Mais elle a besoin de moi et je dois être forte pour elle. Le lendemain, la jaunisse s’installe et elle perd du poids. Elle finit par passer sous les 4 livres. Je m’acharne sur mon tire-lait, car c’est la seule façon pour moi de me sentir sa maman et de l’aider. 
 
La routine s’installe. Sa sortie d’hôpital est estimée à ma date prévue d’accouchement (DPA). Il faut être patient. Plus le temps passe, plus son état s’améliore. Elle est finalement transférée dans les soins intermédiaires, puis dans « la salle d’engraissage » comme les infirmières appellent cette dernière étape avant la maison. Le CPAP est retiré pour faire place à une lunette nasale puis, après plusieurs séances de sevrage, elle peut afin respirer d’elle-même, sans aide. Elle passe également de l’incubateur à la bassinette. Son gavage est augmenté, on stimule la tétée avec la suce et on peut finalement passer au biberon et à l’allaitement en alternance. Les bradycardies diminuent et chacun des fils enlevés, des grammes pris et des étapes réalisées nous donnent espoir et nous rapprochent de la maison.  

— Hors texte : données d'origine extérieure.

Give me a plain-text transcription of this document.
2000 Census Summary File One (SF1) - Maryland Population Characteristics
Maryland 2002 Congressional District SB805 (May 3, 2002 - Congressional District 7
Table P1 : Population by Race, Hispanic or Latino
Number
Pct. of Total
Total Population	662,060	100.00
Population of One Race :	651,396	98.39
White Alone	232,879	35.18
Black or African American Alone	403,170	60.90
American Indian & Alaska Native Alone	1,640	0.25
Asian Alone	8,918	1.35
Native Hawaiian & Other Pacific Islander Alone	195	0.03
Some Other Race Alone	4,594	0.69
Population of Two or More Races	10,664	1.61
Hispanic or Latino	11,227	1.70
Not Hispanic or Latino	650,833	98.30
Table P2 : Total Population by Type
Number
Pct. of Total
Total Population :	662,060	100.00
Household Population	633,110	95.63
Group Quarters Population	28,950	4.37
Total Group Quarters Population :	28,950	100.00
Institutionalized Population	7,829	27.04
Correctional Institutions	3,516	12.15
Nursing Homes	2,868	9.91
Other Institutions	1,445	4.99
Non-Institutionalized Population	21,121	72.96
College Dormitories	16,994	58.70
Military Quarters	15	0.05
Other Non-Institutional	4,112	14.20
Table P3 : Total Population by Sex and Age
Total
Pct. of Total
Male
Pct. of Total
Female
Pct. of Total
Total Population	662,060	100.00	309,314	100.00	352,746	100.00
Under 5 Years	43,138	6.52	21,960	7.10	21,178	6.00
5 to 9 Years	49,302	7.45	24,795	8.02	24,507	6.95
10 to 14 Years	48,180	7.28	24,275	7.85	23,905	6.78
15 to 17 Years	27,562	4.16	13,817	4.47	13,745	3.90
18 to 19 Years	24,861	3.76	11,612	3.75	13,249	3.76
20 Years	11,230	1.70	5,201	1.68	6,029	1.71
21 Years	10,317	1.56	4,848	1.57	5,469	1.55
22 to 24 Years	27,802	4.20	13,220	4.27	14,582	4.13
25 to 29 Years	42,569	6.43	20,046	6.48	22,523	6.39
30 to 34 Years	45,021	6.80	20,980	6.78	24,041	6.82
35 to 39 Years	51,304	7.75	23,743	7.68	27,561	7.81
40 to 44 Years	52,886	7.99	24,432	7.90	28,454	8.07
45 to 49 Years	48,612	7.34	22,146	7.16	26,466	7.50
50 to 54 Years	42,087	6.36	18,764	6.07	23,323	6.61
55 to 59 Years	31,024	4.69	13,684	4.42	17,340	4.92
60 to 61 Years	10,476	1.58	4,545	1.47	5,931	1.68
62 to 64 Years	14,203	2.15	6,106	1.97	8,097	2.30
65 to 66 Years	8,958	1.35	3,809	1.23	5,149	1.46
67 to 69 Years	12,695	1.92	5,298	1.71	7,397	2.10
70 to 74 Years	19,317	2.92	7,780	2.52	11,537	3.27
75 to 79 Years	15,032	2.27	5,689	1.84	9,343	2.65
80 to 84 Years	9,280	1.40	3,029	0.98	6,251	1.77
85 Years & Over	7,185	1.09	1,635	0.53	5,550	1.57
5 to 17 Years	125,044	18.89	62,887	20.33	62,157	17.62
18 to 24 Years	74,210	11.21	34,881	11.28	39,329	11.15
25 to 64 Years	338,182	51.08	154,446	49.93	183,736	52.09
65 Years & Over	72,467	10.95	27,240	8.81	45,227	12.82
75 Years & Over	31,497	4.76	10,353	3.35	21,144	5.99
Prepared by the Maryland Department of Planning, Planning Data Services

Puisqu’elle ne nécessite plus de soins spécialisés, on l’envoie dans la pouponnière d’un autre hôpital. Le voyage en ambulance et le transfert sont un autre choc. Nous devons faire preuve de beaucoup d’adaptation, car les méthodes sont très différentes. Nous devons nous préparer au retour à la maison en apprenant à faire confiance à notre enfant plutôt qu’aux moniteurs auxquels nous sommes maintenant accros. On peut enfin arrêter la caféine et espérer qu’elle ne fasse plus de bradycardies. Sept jours sans elles et nous serons à la maison. Enfin!
 
Le septième jour, nous arrivons avec empressement à son chevet et, pour la première fois, nous voyons notre fille en mode Wi-Fi. Plus aucun fil! L’infirmière me la tend et me dit : « Allez donc prendre une marche dans le corridor ». Je la prends en pleurant. Il n’y a pas de mots pour décrire ce moment. 

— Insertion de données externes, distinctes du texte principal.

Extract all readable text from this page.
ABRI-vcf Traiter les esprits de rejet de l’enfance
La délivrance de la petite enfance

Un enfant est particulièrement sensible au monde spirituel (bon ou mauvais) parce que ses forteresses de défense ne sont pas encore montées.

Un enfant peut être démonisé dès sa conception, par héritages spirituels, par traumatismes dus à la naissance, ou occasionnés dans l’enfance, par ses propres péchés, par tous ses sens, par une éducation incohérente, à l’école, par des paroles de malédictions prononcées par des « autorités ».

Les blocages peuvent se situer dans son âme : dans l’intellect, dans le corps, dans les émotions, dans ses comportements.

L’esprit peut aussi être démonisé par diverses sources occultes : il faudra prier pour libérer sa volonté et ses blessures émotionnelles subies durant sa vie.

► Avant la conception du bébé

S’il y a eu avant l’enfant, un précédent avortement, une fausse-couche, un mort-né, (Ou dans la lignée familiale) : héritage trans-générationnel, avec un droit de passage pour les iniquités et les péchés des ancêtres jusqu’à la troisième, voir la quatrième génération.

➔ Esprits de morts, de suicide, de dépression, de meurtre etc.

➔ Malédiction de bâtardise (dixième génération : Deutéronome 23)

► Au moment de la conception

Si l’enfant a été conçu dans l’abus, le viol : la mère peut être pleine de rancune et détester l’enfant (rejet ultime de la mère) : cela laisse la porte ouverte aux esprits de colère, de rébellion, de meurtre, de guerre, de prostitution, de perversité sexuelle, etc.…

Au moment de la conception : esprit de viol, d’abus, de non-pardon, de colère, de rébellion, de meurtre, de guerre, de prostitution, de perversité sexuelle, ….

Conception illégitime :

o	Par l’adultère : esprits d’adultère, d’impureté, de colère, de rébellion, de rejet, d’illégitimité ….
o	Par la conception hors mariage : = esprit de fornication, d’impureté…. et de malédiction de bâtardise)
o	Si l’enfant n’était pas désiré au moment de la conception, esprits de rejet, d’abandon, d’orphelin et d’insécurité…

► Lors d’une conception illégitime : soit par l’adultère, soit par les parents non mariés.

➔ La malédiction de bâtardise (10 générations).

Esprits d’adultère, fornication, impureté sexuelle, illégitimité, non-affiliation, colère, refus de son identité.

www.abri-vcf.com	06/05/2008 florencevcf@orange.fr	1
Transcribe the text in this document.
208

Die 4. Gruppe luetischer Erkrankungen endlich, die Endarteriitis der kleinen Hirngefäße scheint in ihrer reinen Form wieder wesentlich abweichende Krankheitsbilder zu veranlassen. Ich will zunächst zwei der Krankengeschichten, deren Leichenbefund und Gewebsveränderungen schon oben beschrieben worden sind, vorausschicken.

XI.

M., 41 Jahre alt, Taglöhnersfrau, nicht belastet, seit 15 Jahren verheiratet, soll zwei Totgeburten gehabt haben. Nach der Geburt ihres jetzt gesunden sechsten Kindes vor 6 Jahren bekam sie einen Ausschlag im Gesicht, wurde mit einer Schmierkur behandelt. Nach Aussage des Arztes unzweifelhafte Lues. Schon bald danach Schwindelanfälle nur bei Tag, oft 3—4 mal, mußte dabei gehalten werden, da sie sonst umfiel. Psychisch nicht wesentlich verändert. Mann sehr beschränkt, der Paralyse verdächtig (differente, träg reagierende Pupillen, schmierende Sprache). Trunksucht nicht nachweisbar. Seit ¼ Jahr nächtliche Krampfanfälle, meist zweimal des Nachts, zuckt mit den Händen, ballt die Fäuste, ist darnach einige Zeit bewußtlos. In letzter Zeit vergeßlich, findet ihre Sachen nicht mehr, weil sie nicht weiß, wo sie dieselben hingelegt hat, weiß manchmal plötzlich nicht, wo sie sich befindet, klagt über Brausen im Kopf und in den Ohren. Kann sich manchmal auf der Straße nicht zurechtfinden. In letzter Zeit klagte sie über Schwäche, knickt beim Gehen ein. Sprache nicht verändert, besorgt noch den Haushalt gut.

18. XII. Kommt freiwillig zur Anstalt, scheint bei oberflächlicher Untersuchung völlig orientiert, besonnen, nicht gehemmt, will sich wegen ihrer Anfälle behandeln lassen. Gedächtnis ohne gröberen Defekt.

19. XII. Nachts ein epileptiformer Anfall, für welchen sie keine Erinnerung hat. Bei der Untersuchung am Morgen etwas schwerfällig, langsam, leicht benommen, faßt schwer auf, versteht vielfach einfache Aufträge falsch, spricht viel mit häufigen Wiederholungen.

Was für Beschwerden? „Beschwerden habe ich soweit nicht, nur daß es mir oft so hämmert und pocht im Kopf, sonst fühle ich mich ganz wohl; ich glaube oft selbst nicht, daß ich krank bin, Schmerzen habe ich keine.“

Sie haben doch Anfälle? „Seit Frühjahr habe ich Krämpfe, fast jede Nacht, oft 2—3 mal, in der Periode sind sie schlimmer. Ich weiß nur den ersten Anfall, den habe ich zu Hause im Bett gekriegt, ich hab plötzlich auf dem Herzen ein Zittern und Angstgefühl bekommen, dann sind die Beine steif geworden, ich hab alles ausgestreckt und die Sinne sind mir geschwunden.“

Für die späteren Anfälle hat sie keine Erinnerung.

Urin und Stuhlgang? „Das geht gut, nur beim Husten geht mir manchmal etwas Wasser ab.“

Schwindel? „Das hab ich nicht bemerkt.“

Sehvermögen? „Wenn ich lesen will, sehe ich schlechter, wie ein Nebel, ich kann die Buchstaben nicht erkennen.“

Au total, elle aura passé plus d’un mois et demi dans deux hôpitaux différents, une foule d’infirmières et de pédiatres se seront occupés d’elle (et de nous) avec professionnalisme et beaucoup de compréhension, d’écoute et de compassion. Nous aurons compté plusieurs allers-retours entre l’hôpital et la maison, un bon nombre de hauts et de bas et chacun des grammes pris et chacune des journées sans bradycardies aura été une victoire.

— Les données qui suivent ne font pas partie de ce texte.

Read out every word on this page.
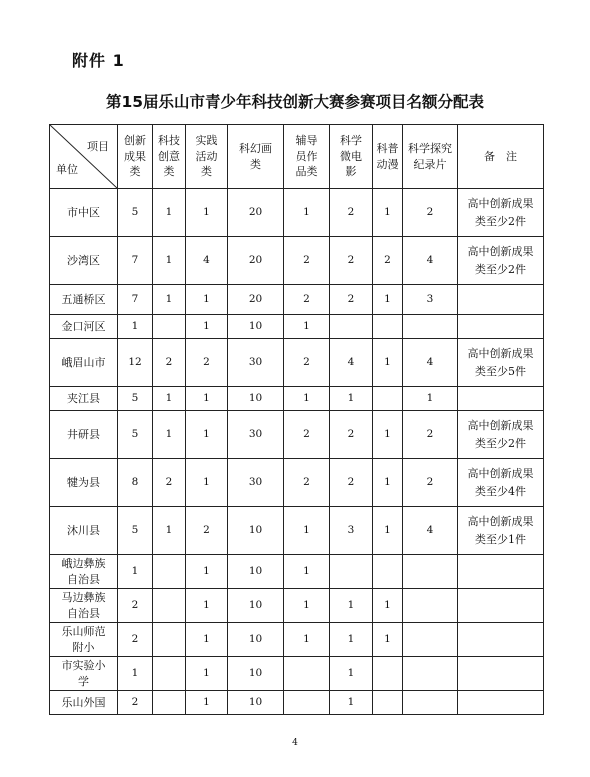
附件 1
第15届乐山市青少年科技创新大赛参赛项目名额分配表
项目
单位	创新成果类	科技创意类	实践活动类	科幻画类	辅导员作品类	科学微电影	科普动漫	科学探究纪录片	备　注
市中区	5	1	1	20	1	2	1	2	高中创新成果类至少2件
沙湾区	7	1	4	20	2	2	2	4	高中创新成果类至少2件
五通桥区	7	1	1	20	2	2	1	3	
金口河区	1		1	10	1				
峨眉山市	12	2	2	30	2	4	1	4	高中创新成果类至少5件
夹江县	5	1	1	10	1	1		1	
井研县	5	1	1	30	2	2	1	2	高中创新成果类至少2件
犍为县	8	2	1	30	2	2	1	2	高中创新成果类至少4件
沐川县	5	1	2	10	1	3	1	4	高中创新成果类至少1件
峨边彝族自治县	1		1	10	1				
马边彝族自治县	2		1	10	1	1	1		
乐山师范附小	2		1	10	1	1	1		
市实验小学	1		1	10		1			
乐山外国	2		1	10		1			
4
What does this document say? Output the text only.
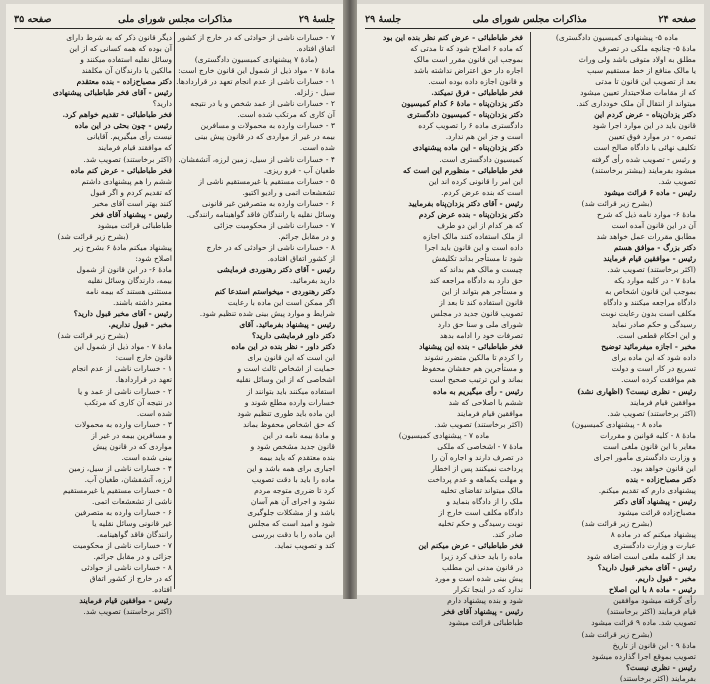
صفحه ۲۴
مذاکرات مجلس شورای ملی
جلسهٔ ۲۹
ماده ۵- پیشنهادی کمیسیون دادگستری)
مادهٔ ۵- چنانچه ملکی در تصرف
مطلق به اولاد متوفی باشد ولی وراث
یا مالک منافع از خط مستقیم سبب
بعد از تصویب این قانون تا مدتی
که از مقامات صلاحیتدار تعیین میشود
میتواند از انتقال آن ملک خودداری کند.
دکتر یزدان‌پناه - عرض کردم این
قانون باید در این موارد اجرا شود
تبصره - در موارد فوق تعیین
تکلیف نهائی با دادگاه صالح است
و رئیس - تصویب شده رأی گرفته
میشود بفرمایند (بیشتر برخاستند)
تصویب شد.
رئیس - ماده ۶ قرائت میشود
(بشرح زیر قرائت شد)
مادهٔ ۶- موارد نامه ذیل که شرح
آن در این قانون آمده است
مطابق مقررات عمل خواهد شد
دکتر بزرگ - موافق هستم
رئیس - موافقین قیام فرمایند
(اکثر برخاستند) تصویب شد.
مادهٔ ۷ - در کلیه موارد یکه
بموجب این قانون اشخاص به
دادگاه مراجعه میکنند و دادگاه
مکلف است بدون رعایت نوبت
رسیدگی و حکم صادر نماید
و این احکام قطعی است.
مخبر - اجازه میفرمائید توضیح
داده شود که این ماده برای
تسریع در کار است و دولت
هم موافقت کرده است.
رئیس - نظری نیست؟ (اظهاری نشد)
موافقین قیام فرمایند
(اکثر برخاستند) تصویب شد.
ماده ۸ - پیشنهادی کمیسیون)
مادهٔ ۸ - کلیه قوانین و مقررات
مغایر با این قانون ملغی است
و وزارت دادگستری مأمور اجرای
این قانون خواهد بود.
دکتر مصباح‌زاده - بنده
پیشنهادی دارم که تقدیم میکنم.
رئیس - پیشنهاد آقای دکتر
مصباح‌زاده قرائت میشود
(بشرح زیر قرائت شد)
پیشنهاد میکنم که در ماده ۸
عبارت و وزارت دادگستری
بعد از کلمه ملغی است اضافه شود
رئیس - آقای مخبر قبول دارید؟
مخبر - قبول داریم.
رئیس - ماده ۸ با این اصلاح
رأی گرفته میشود موافقین
قیام فرمایند (اکثر برخاستند)
تصویب شد. ماده ۹ قرائت میشود
(بشرح زیر قرائت شد)
مادهٔ ۹ - این قانون از تاریخ
تصویب بموقع اجرا گذارده میشود
رئیس - نظری نیست؟
بفرمایند (اکثر برخاستند)
فخر طباطبائی - عرض کنم نظر بنده این بود
که ماده ۶ اصلاح شود که تا مدتی که
بموجب این قانون مقرر است مالک
اجاره دار حق اعتراض نداشته باشد
و قانون اجازه داده بوده است.
فخر طباطبائی - فرق نمیکند.
دکتر یزدان‌پناه - مادهٔ ۶ کدام کمیسیون
دکتر یزدان‌پناه - کمیسیون دادگستری
دادگستری ماده ۶ را تصویب کرده
است و جز این هم ندارد.
دکتر یزدان‌پناه - این ماده پیشنهادی
کمیسیون دادگستری است.
فخر طباطبائی - منظورم این است که
این امر را قانونی کرده اند این
است که بنده عرض کردم.
رئیس - آقای دکتر یزدان‌پناه بفرمایید
دکتر یزدان‌پناه - بنده عرض کردم
که هر کدام از این دو طرف
از ملک استفاده کنند مالک اجازه
داده است و این قانون باید اجرا
شود تا مستأجر بداند تکلیفش
چیست و مالک هم بداند که
حق دارد به دادگاه مراجعه کند
و مستأجر هم بتواند از این
قانون استفاده کند تا بعد از
تصویب قانون جدید در مجلس
شورای ملی و سنا حق دارد
تصرفات خود را ادامه بدهد
فخر طباطبائی - بنده این پیشنهاد
را کردم تا مالکین متضرر نشوند
و مستأجرین هم حقشان محفوظ
بماند و این ترتیب صحیح است
رئیس - رأی میگیریم به ماده
ششم با اصلاحی که شد
موافقین قیام فرمایند
(اکثر برخاستند) تصویب شد.
ماده ۷ - پیشنهادی کمیسیون)
مادهٔ ۷ - اشخاصی که ملکی
در تصرف دارند و اجاره آن را
پرداخت نمیکنند پس از اخطار
و مهلت یکماهه و عدم پرداخت
مالک میتواند تقاضای تخلیه
ملک را از دادگاه بنماید و
دادگاه مکلف است خارج از
نوبت رسیدگی و حکم تخلیه
صادر کند.
فخر طباطبائی - عرض میکنم این
ماده را باید حذف کرد زیرا
در قانون مدنی این مطلب
پیش بینی شده است و مورد
ندارد که در اینجا تکرار
شود و بنده پیشنهاد دارم
رئیس - پیشنهاد آقای فخر
طباطبائی قرائت میشود
جلسهٔ ۲۹
مذاکرات مجلس شورای ملی
صفحه ۳۵
۷ - خسارات ناشی از حوادثی که در خارج از کشور
اتفاق افتاده.
(مادهٔ ۷ پیشنهادی کمیسیون دادگستری)
مادهٔ ۷ - مواد ذیل از شمول این قانون خارج است:
۱ - خسارات ناشی از عدم انجام تعهد در قراردادها.
سیل - زلزله.
۲ - خسارات ناشی از عمد شخص و یا در نتیجه
آن کاری که مرتکب شده است.
۳ - خسارات وارده به محمولات و مسافرین
بیمه در غیر از مواردی که در قانون پیش بینی
شده است.
۴ - خسارات ناشی از سیل، زمین لرزه، آتشفشان.
طغیان آب - فرو ریزی.
۵ - خسارات مستقیم یا غیرمستقیم ناشی از
تشعشعات اتمی و رادیو اکتیو.
۶ - خسارات وارده به متصرفین غیر قانونی
وسائل نقلیه یا رانندگان فاقد گواهینامه رانندگی.
۷ - خسارات ناشی از محکومیت جزائی
و در مقابل جرائم.
۸ - خسارات ناشی از حوادثی که در خارج
از کشور اتفاق افتاده.
رئیس - آقای دکتر رهنوردی فرمایشی
دارید بفرمائید.
دکتر رهنوردی - میخواستم استدعا کنم
اگر ممکن است این ماده با رعایت
شرایط و موارد پیش بینی شده تنظیم شود.
رئیس - پیشنهاد بفرمائید. آقای
دکتر داور فرمایشی دارید؟
دکتر داور - نظر بنده در این ماده
این است که این قانون برای
حمایت از اشخاص ثالث است و
اشخاصی که از این وسائل نقلیه
استفاده میکنند باید بتوانند از
خسارات وارده مطلع شوند و
این ماده باید طوری تنظیم شود
که حق اشخاص محفوظ بماند
و مادهٔ بیمه نامه در این
قانون جدید مشخص شود و
بنده معتقدم که باید بیمه
اجباری برای همه باشد و این
ماده را باید با دقت تصویب
کرد تا ضرری متوجه مردم
نشود و اجرای آن هم آسان
باشد و از مشکلات جلوگیری
شود و امید است که مجلس
این ماده را با دقت بررسی
کند و تصویب نماید.
دیگر قانون ذکر که به شرط دارای
آن بوده که همه کسانی که از این
وسائل نقلیه استفاده میکنند و
مالکین یا دارندگان آن مکلفند
دکتر مصباح‌زاده - بنده معتقدم
رئیس - آقای فخر طباطبائی پیشنهادی
دارید؟
فخر طباطبائی - تقدیم خواهم کرد.
رئیس - چون بحثی در این ماده
نیست رأی میگیریم. آقایانی
که موافقند قیام فرمایند
(اکثر برخاستند) تصویب شد.
فخر طباطبائی - عرض کنم ماده
ششم را هم پیشنهادی داشتم
که تقدیم کردم و اگر قبول
کنند بهتر است آقای مخبر
رئیس - پیشنهاد آقای فخر
طباطبائی قرائت میشود
(بشرح زیر قرائت شد)
پیشنهاد میکنم مادهٔ ۶ بشرح زیر
اصلاح شود:
مادهٔ ۶- در این قانون از شمول
بیمه، دارندگان وسائل نقلیه
مستثنی هستند که بیمه نامه
معتبر داشته باشند.
رئیس - آقای مخبر قبول دارید؟
مخبر - قبول نداریم.
(بشرح زیر قرائت شد)
مادهٔ ۷ - مواد ذیل از شمول این
قانون خارج است:
۱ - خسارات ناشی از عدم انجام
تعهد در قراردادها.
۲ - خسارات ناشی از عمد و یا
در نتیجه آن کاری که مرتکب
شده است.
۳ - خسارات وارده به محمولات
و مسافرین بیمه در غیر از
مواردی که در قانون پیش
بینی شده است.
۴ - خسارات ناشی از سیل، زمین
لرزه، آتشفشان، طغیان آب.
۵ - خسارات مستقیم یا غیرمستقیم
ناشی از تشعشعات اتمی.
۶ - خسارات وارده به متصرفین
غیر قانونی وسائل نقلیه یا
رانندگان فاقد گواهینامه.
۷ - خسارات ناشی از محکومیت
جزائی و در مقابل جرائم.
۸ - خسارات ناشی از حوادثی
که در خارج از کشور اتفاق
افتاده.
رئیس - موافقین قیام فرمایند
(اکثر برخاستند) تصویب شد.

Le résultat, une petite fille en pleine santé qui égaye chacune de nos journées par ses sourires et ses mimiques de clown et qui nous rend si fiers. Une petite coquine qui aura bientôt un an et qui ne démontre plus aucun retard de croissance et de développement. Une petite pressée qui nous a bien fait peur, mais qui n’a pas fini de nous surprendre!